Genre : Science-Fiction

Résumé :

Cela fait 27 ans que la comète 23 a frappé la Terre. L’éloignant de son orbite et du Soleil, elle plonge l’humanité toute entière dans une nouvelle ère glaciaire. 10 000 jours plus tard, 4 clans, autrefois alliés et aujourd’hui ennemis, se battent pour survivre…

Avis :

La science-fiction post-apocalyptique est un genre relativement prisé du cinéma, et pour cause. Il permet à quelque part d’entrevoir un avenir funeste et donc d’essayer d’anticiper les réactions que pourront avoir les êtres humains dans des conditions déplorables. Ainsi donc, les films se sont succédés avec des thématiques aussi diverses que variées et donnant à la planète des sorts différents, comme une ère glacière ou encore une terre aride et étouffante. Dans les deux cas, la lutte pour la survie est le centre même du problème. Et bien souvent, on peut y voir une régression, notamment technologique. Le problème avec ce genre de films, c’est qu’il faut du budget pour donner un semblant de crédibilité, ou alors savoir se faire intimiste, limitant les décors et les effets visuels tape à l’œil. Exactement ce que n’a pas su faire Eric Small avec 10 000 Days, un film au budget microscopique mais qui se veut tout de même grandiloquent dans ses décors et son histoire. Le résultat est donc déplorable, car en plus d’une mauvaise gestion du scénario en fonction du budget, le film se veut déplorable dans tout ce qu’il entreprend.

Dès le départ, on sent non seulement les limites budgétaires, mais surtout le mauvais goût de son réalisateur. En effet, le film débute sur la chute d’un peuple dans une crevasse où seul un enfant arrive à se sauver. Le fond vert est visible à des kilomètres, les effets spéciaux sont tout bonnement ignobles et on ne comprend pas vraiment ce qu’il se passe à l’écran. En fait, le film, édité par Zylo chez nous, fait immédiatement penser à certaines bouses numériques comme Despiser ou les films de requins de chez Asylum tant tout est abject, avec aucun effort pour rendre l’ensemble joli ou plaisant. Le pire dans tout ça, c’est que le film se prend vraiment au sérieux et enchaîne les répliques débiles ou les moments de bravoure qui n’ont aucun sens. Et c’est là qu’il faut se poser les bonnes questions. Pourquoi, quand on a un budget infinitésimal, s’évertuer à faire des effets spéciaux dégueulasses et des situations qui demandent du boulot numérique ? Certains réalisateurs ont bien eu des idées pour faire du post-apo sans avoir recours à des CGI dégueulasses comme par exemple The Divide de Xavier Gens ou encore, dans une moindre mesure, 10 Cloverfield Lane (même si là c’est plus un choix scénaristique). L’intention d’Eric Small sur ce film est incompréhensible et rend l’ensemble complètement débile.

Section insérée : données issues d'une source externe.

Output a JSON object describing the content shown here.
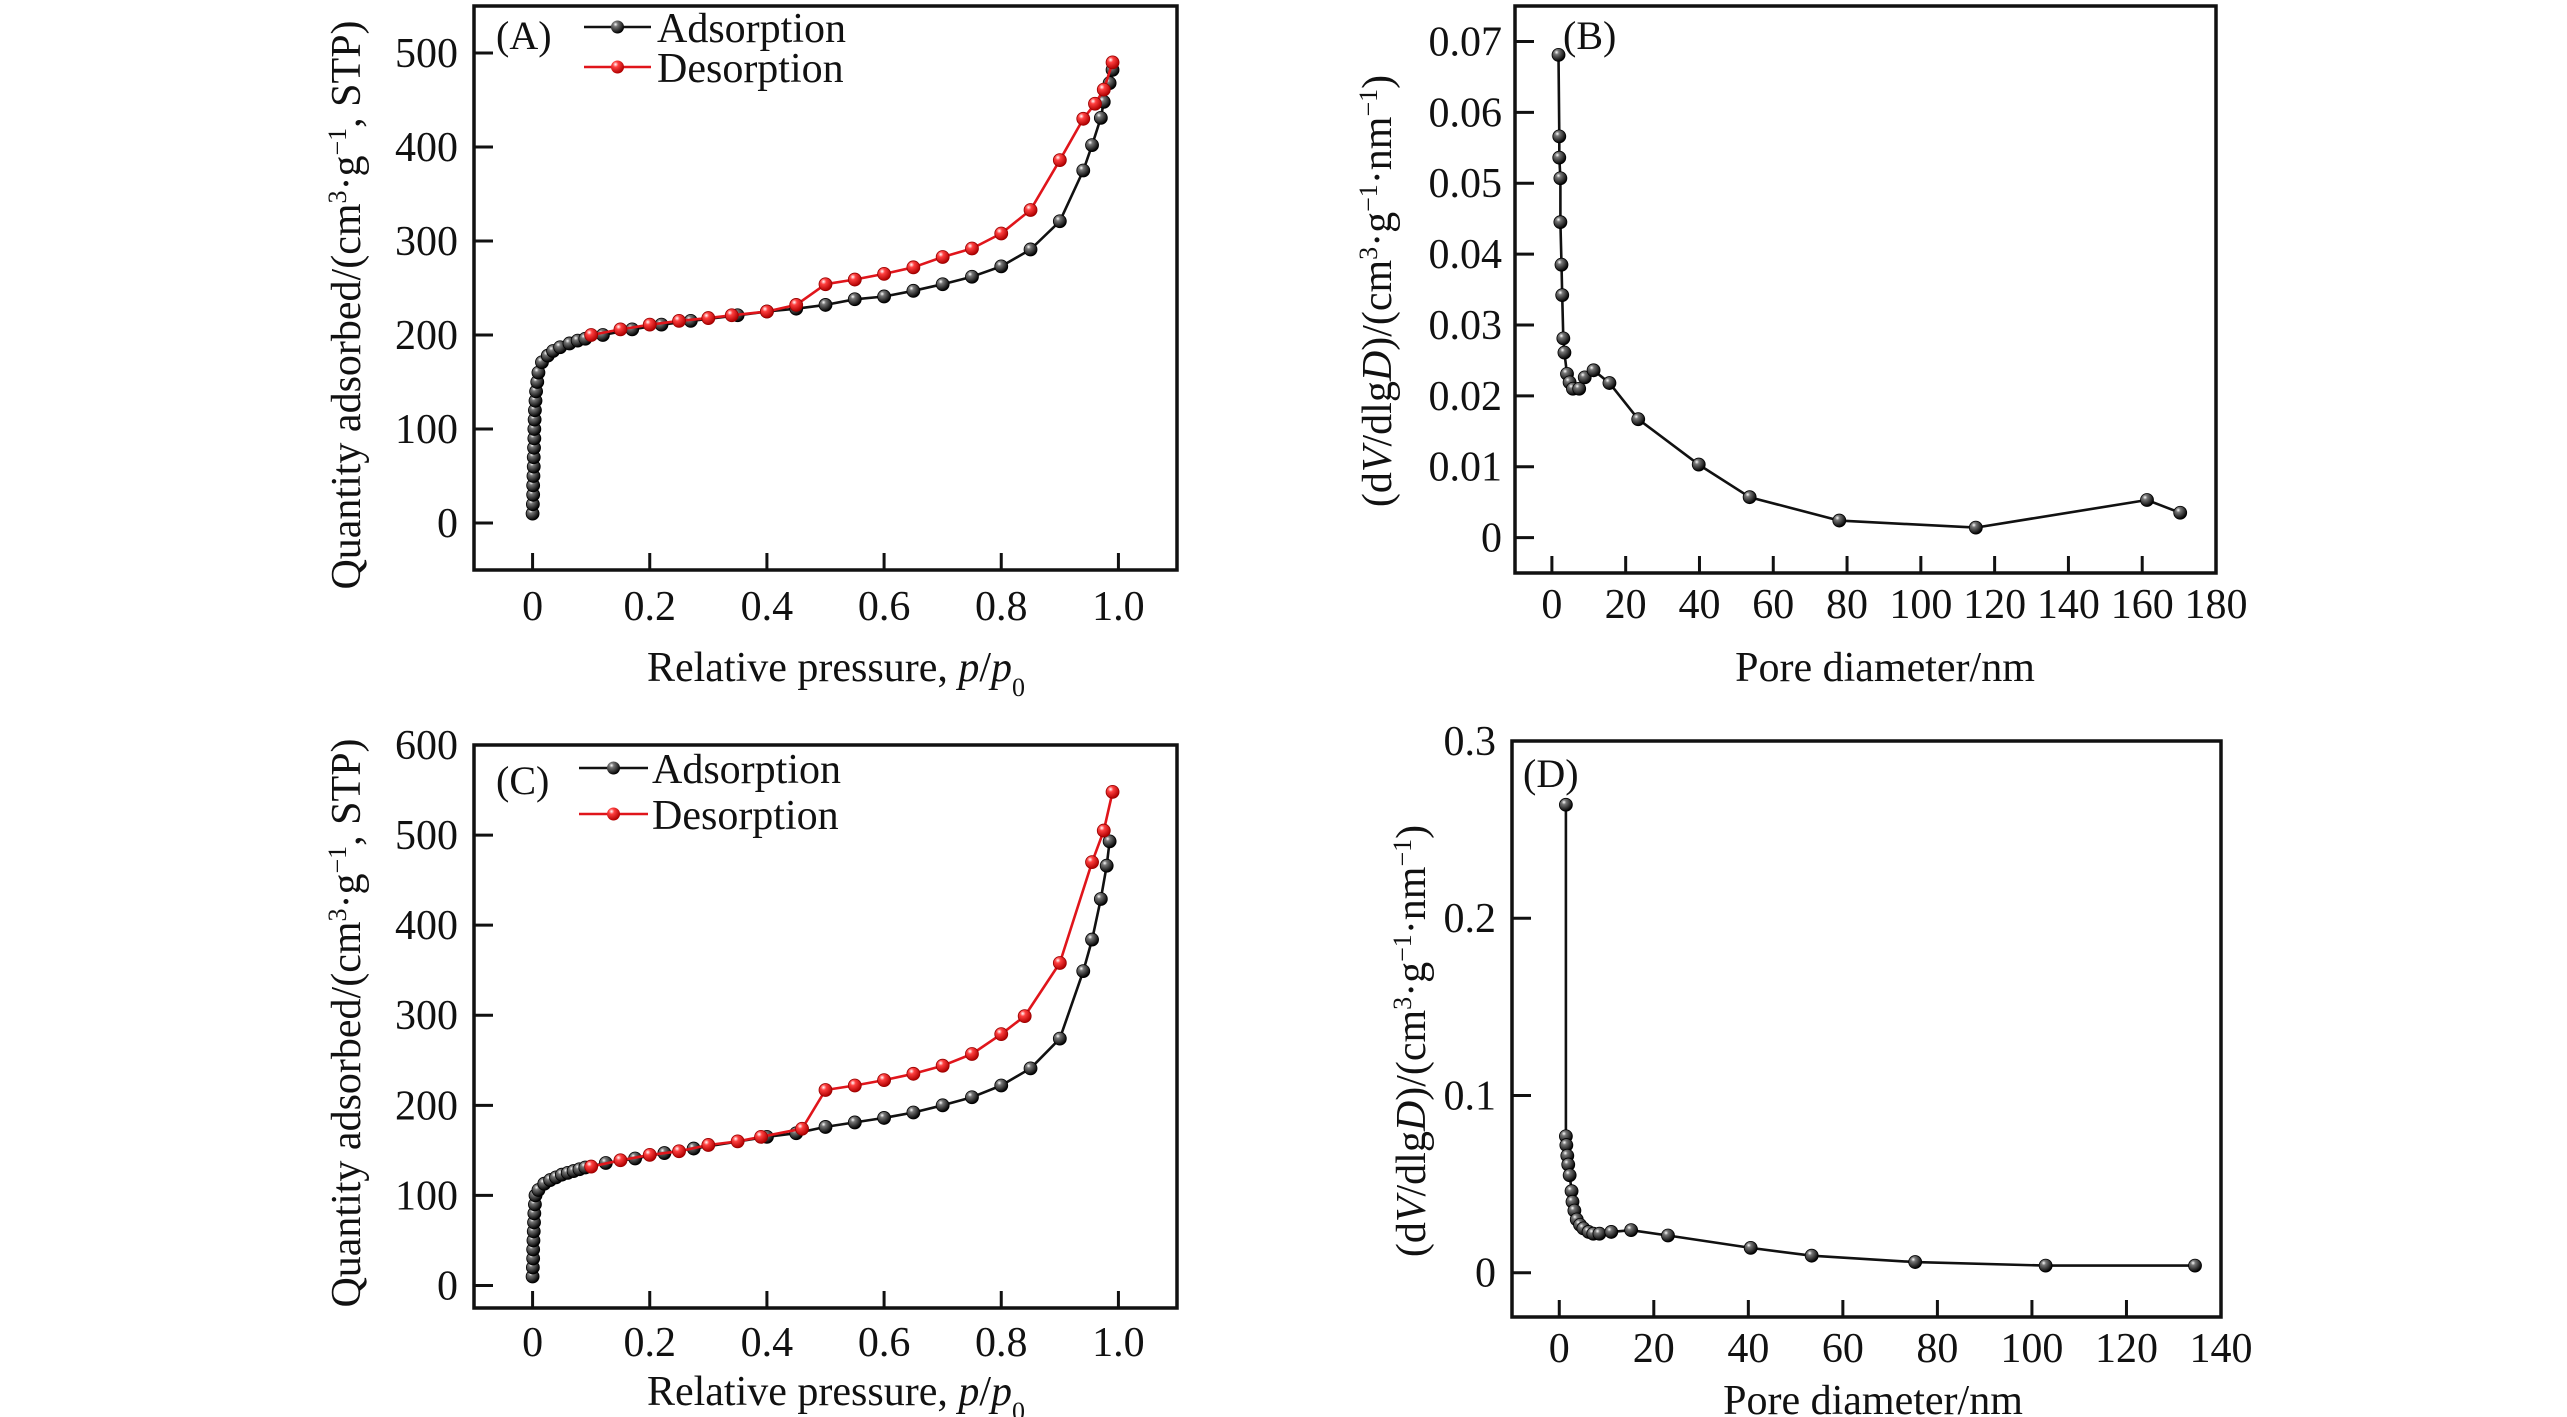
{
  "chart_data": [
    {
      "panel": "(A)",
      "type": "line",
      "xlabel": [
        {
          "text": "Relative pressure, ",
          "fmt": ""
        },
        {
          "text": "p",
          "fmt": "i"
        },
        {
          "text": "/",
          "fmt": ""
        },
        {
          "text": "p",
          "fmt": "i"
        },
        {
          "text": "0",
          "fmt": "sub"
        }
      ],
      "ylabel": [
        {
          "text": "Quantity adsorbed/(cm",
          "fmt": ""
        },
        {
          "text": "3",
          "fmt": "sup"
        },
        {
          "text": "·g",
          "fmt": ""
        },
        {
          "text": "−1",
          "fmt": "sup"
        },
        {
          "text": ", STP)",
          "fmt": ""
        }
      ],
      "xlim": [
        -0.1,
        1.1
      ],
      "ylim": [
        -50,
        550
      ],
      "x_ticks": [
        0,
        0.2,
        0.4,
        0.6,
        0.8,
        1.0
      ],
      "x_tick_labels": [
        "0",
        "0.2",
        "0.4",
        "0.6",
        "0.8",
        "1.0"
      ],
      "y_ticks": [
        0,
        100,
        200,
        300,
        400,
        500
      ],
      "y_tick_labels": [
        "0",
        "100",
        "200",
        "300",
        "400",
        "500"
      ],
      "grid": false,
      "legend": "top-left",
      "series": [
        {
          "name": "Adsorption",
          "color": "#111111",
          "points": [
            [
              0,
              10
            ],
            [
              0.0005,
              20
            ],
            [
              0.001,
              30
            ],
            [
              0.001,
              40
            ],
            [
              0.0015,
              50
            ],
            [
              0.002,
              60
            ],
            [
              0.002,
              70
            ],
            [
              0.0025,
              80
            ],
            [
              0.003,
              90
            ],
            [
              0.003,
              100
            ],
            [
              0.0035,
              110
            ],
            [
              0.004,
              120
            ],
            [
              0.005,
              130
            ],
            [
              0.006,
              140
            ],
            [
              0.008,
              150
            ],
            [
              0.01,
              160
            ],
            [
              0.016,
              171
            ],
            [
              0.026,
              178
            ],
            [
              0.035,
              183
            ],
            [
              0.047,
              187
            ],
            [
              0.063,
              191
            ],
            [
              0.077,
              194
            ],
            [
              0.09,
              196
            ],
            [
              0.12,
              200
            ],
            [
              0.17,
              206
            ],
            [
              0.22,
              211
            ],
            [
              0.27,
              215
            ],
            [
              0.35,
              221
            ],
            [
              0.4,
              225
            ],
            [
              0.45,
              228
            ],
            [
              0.5,
              232
            ],
            [
              0.55,
              238
            ],
            [
              0.6,
              241
            ],
            [
              0.65,
              247
            ],
            [
              0.7,
              254
            ],
            [
              0.75,
              262
            ],
            [
              0.8,
              273
            ],
            [
              0.85,
              291
            ],
            [
              0.9,
              321
            ],
            [
              0.94,
              375
            ],
            [
              0.955,
              402
            ],
            [
              0.97,
              431
            ],
            [
              0.975,
              448
            ],
            [
              0.985,
              468
            ],
            [
              0.99,
              482
            ]
          ]
        },
        {
          "name": "Desorption",
          "color": "#e0151b",
          "points": [
            [
              0.99,
              490
            ],
            [
              0.975,
              461
            ],
            [
              0.96,
              446
            ],
            [
              0.94,
              430
            ],
            [
              0.9,
              386
            ],
            [
              0.85,
              333
            ],
            [
              0.8,
              308
            ],
            [
              0.75,
              292
            ],
            [
              0.7,
              283
            ],
            [
              0.65,
              272
            ],
            [
              0.6,
              265
            ],
            [
              0.55,
              259
            ],
            [
              0.5,
              254
            ],
            [
              0.45,
              232
            ],
            [
              0.4,
              225
            ],
            [
              0.34,
              221
            ],
            [
              0.3,
              218
            ],
            [
              0.25,
              215
            ],
            [
              0.2,
              211
            ],
            [
              0.15,
              206
            ],
            [
              0.1,
              200
            ]
          ]
        }
      ]
    },
    {
      "panel": "(B)",
      "type": "line",
      "xlabel": [
        {
          "text": "Pore diameter/nm",
          "fmt": ""
        }
      ],
      "ylabel": [
        {
          "text": "(d",
          "fmt": ""
        },
        {
          "text": "V",
          "fmt": "i"
        },
        {
          "text": "/dlg",
          "fmt": ""
        },
        {
          "text": "D",
          "fmt": "i"
        },
        {
          "text": ")/(cm",
          "fmt": ""
        },
        {
          "text": "3",
          "fmt": "sup"
        },
        {
          "text": "·g",
          "fmt": ""
        },
        {
          "text": "−1",
          "fmt": "sup"
        },
        {
          "text": "·nm",
          "fmt": ""
        },
        {
          "text": "−1",
          "fmt": "sup"
        },
        {
          "text": ")",
          "fmt": ""
        }
      ],
      "xlim": [
        -10,
        180
      ],
      "ylim": [
        -0.005,
        0.075
      ],
      "x_ticks": [
        0,
        20,
        40,
        60,
        80,
        100,
        120,
        140,
        160,
        180
      ],
      "x_tick_labels": [
        "0",
        "20",
        "40",
        "60",
        "80",
        "100",
        "120",
        "140",
        "160",
        "180"
      ],
      "y_ticks": [
        0,
        0.01,
        0.02,
        0.03,
        0.04,
        0.05,
        0.06,
        0.07
      ],
      "y_tick_labels": [
        "0",
        "0.01",
        "0.02",
        "0.03",
        "0.04",
        "0.05",
        "0.06",
        "0.07"
      ],
      "grid": false,
      "series": [
        {
          "color": "#111111",
          "points": [
            [
              1.8,
              0.0681
            ],
            [
              2.0,
              0.0566
            ],
            [
              2.0,
              0.0536
            ],
            [
              2.3,
              0.0507
            ],
            [
              2.3,
              0.0445
            ],
            [
              2.6,
              0.0385
            ],
            [
              2.8,
              0.0342
            ],
            [
              3.1,
              0.0281
            ],
            [
              3.4,
              0.0261
            ],
            [
              4.1,
              0.0231
            ],
            [
              4.8,
              0.0219
            ],
            [
              5.7,
              0.021
            ],
            [
              7.4,
              0.021
            ],
            [
              8.9,
              0.0226
            ],
            [
              11.3,
              0.0236
            ],
            [
              15.6,
              0.0218
            ],
            [
              23.4,
              0.0167
            ],
            [
              39.8,
              0.0103
            ],
            [
              53.6,
              0.0057
            ],
            [
              77.9,
              0.0024
            ],
            [
              114.9,
              0.0014
            ],
            [
              161.3,
              0.0053
            ],
            [
              170.3,
              0.0035
            ]
          ]
        }
      ]
    },
    {
      "panel": "(C)",
      "type": "line",
      "xlabel": [
        {
          "text": "Relative pressure, ",
          "fmt": ""
        },
        {
          "text": "p",
          "fmt": "i"
        },
        {
          "text": "/",
          "fmt": ""
        },
        {
          "text": "p",
          "fmt": "i"
        },
        {
          "text": "0",
          "fmt": "sub"
        }
      ],
      "ylabel": [
        {
          "text": "Quantity adsorbed/(cm",
          "fmt": ""
        },
        {
          "text": "3",
          "fmt": "sup"
        },
        {
          "text": "·g",
          "fmt": ""
        },
        {
          "text": "−1",
          "fmt": "sup"
        },
        {
          "text": ", STP)",
          "fmt": ""
        }
      ],
      "xlim": [
        -0.1,
        1.1
      ],
      "ylim": [
        -25,
        600
      ],
      "x_ticks": [
        0,
        0.2,
        0.4,
        0.6,
        0.8,
        1.0
      ],
      "x_tick_labels": [
        "0",
        "0.2",
        "0.4",
        "0.6",
        "0.8",
        "1.0"
      ],
      "y_ticks": [
        0,
        100,
        200,
        300,
        400,
        500,
        600
      ],
      "y_tick_labels": [
        "0",
        "100",
        "200",
        "300",
        "400",
        "500",
        "600"
      ],
      "grid": false,
      "legend": "top-left",
      "series": [
        {
          "name": "Adsorption",
          "color": "#111111",
          "points": [
            [
              0,
              10
            ],
            [
              0.0005,
              20
            ],
            [
              0.001,
              30
            ],
            [
              0.001,
              40
            ],
            [
              0.0015,
              50
            ],
            [
              0.002,
              60
            ],
            [
              0.0025,
              70
            ],
            [
              0.003,
              80
            ],
            [
              0.004,
              90
            ],
            [
              0.005,
              100
            ],
            [
              0.01,
              106
            ],
            [
              0.02,
              113
            ],
            [
              0.03,
              117
            ],
            [
              0.04,
              120
            ],
            [
              0.05,
              123
            ],
            [
              0.06,
              125
            ],
            [
              0.07,
              127
            ],
            [
              0.08,
              129
            ],
            [
              0.09,
              131
            ],
            [
              0.125,
              136
            ],
            [
              0.175,
              141
            ],
            [
              0.225,
              147
            ],
            [
              0.275,
              152
            ],
            [
              0.4,
              165
            ],
            [
              0.45,
              169
            ],
            [
              0.5,
              176
            ],
            [
              0.55,
              181
            ],
            [
              0.6,
              186
            ],
            [
              0.65,
              192
            ],
            [
              0.7,
              200
            ],
            [
              0.75,
              209
            ],
            [
              0.8,
              222
            ],
            [
              0.85,
              241
            ],
            [
              0.9,
              274
            ],
            [
              0.94,
              349
            ],
            [
              0.955,
              384
            ],
            [
              0.97,
              429
            ],
            [
              0.98,
              466
            ],
            [
              0.985,
              493
            ]
          ]
        },
        {
          "name": "Desorption",
          "color": "#e0151b",
          "points": [
            [
              0.99,
              548
            ],
            [
              0.975,
              505
            ],
            [
              0.955,
              470
            ],
            [
              0.9,
              358
            ],
            [
              0.84,
              299
            ],
            [
              0.8,
              279
            ],
            [
              0.75,
              257
            ],
            [
              0.7,
              244
            ],
            [
              0.65,
              235
            ],
            [
              0.6,
              228
            ],
            [
              0.55,
              222
            ],
            [
              0.5,
              217
            ],
            [
              0.46,
              174
            ],
            [
              0.39,
              165
            ],
            [
              0.35,
              160
            ],
            [
              0.3,
              156
            ],
            [
              0.25,
              149
            ],
            [
              0.2,
              145
            ],
            [
              0.15,
              139
            ],
            [
              0.1,
              132
            ]
          ]
        }
      ]
    },
    {
      "panel": "(D)",
      "type": "line",
      "xlabel": [
        {
          "text": "Pore diameter/nm",
          "fmt": ""
        }
      ],
      "ylabel": [
        {
          "text": "(d",
          "fmt": ""
        },
        {
          "text": "V",
          "fmt": "i"
        },
        {
          "text": "/dlg",
          "fmt": ""
        },
        {
          "text": "D",
          "fmt": "i"
        },
        {
          "text": ")/(cm",
          "fmt": ""
        },
        {
          "text": "3",
          "fmt": "sup"
        },
        {
          "text": "·g",
          "fmt": ""
        },
        {
          "text": "−1",
          "fmt": "sup"
        },
        {
          "text": "·nm",
          "fmt": ""
        },
        {
          "text": "−1",
          "fmt": "sup"
        },
        {
          "text": ")",
          "fmt": ""
        }
      ],
      "xlim": [
        -10,
        140
      ],
      "ylim": [
        -0.025,
        0.3
      ],
      "x_ticks": [
        0,
        20,
        40,
        60,
        80,
        100,
        120,
        140
      ],
      "x_tick_labels": [
        "0",
        "20",
        "40",
        "60",
        "80",
        "100",
        "120",
        "140"
      ],
      "y_ticks": [
        0,
        0.1,
        0.2,
        0.3
      ],
      "y_tick_labels": [
        "0",
        "0.1",
        "0.2",
        "0.3"
      ],
      "grid": false,
      "series": [
        {
          "color": "#111111",
          "points": [
            [
              1.4,
              0.264
            ],
            [
              1.4,
              0.077
            ],
            [
              1.5,
              0.072
            ],
            [
              1.7,
              0.066
            ],
            [
              1.9,
              0.061
            ],
            [
              2.2,
              0.055
            ],
            [
              2.6,
              0.046
            ],
            [
              2.8,
              0.04
            ],
            [
              3.2,
              0.035
            ],
            [
              3.7,
              0.03
            ],
            [
              4.4,
              0.027
            ],
            [
              5.1,
              0.025
            ],
            [
              6.2,
              0.023
            ],
            [
              7.2,
              0.022
            ],
            [
              8.5,
              0.022
            ],
            [
              11.0,
              0.023
            ],
            [
              15.2,
              0.024
            ],
            [
              23.0,
              0.021
            ],
            [
              40.5,
              0.014
            ],
            [
              53.4,
              0.0096
            ],
            [
              75.3,
              0.006
            ],
            [
              102.9,
              0.004
            ],
            [
              134.5,
              0.004
            ]
          ]
        }
      ]
    }
  ]
}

D’autant plus débile que les interactions entre les protagonistes sont d’une nullité affligeante. On a deux chefs de clan qui décident de se faire la guerre plutôt que de faire front commun, mais l’un des chefs est amoureux de la fille de l’autre et on va avoir de l’espionnage, des guérillas et discours sur l’avenir de l’humanité complètement à côté de leurs pompes. Si on ajoute à cela des acteurs complètement à la ramasse qui surjoue constamment, on est dans le haut du panier des navets intergalactiques même pas drôles. Parce qu’on sait qu’un nanar est un film involontairement drôle, mais là, le film se prend tellement sérieux, il est tellement sûr de sa force que l’on se retrouve face à quelque chose qui n’aura aucun point d’accroche, même pour rire. Et rajoutons la découverte de Air Force One et de codes nucléaires pour obtenir une hypothétique solution pour réchauffer la planète de la façon la plus stupide du monde. Bref, c’est non seulement hideux, mais en plus c’est bête comme ses pieds, accumulant les incohérences et les décors pauvres.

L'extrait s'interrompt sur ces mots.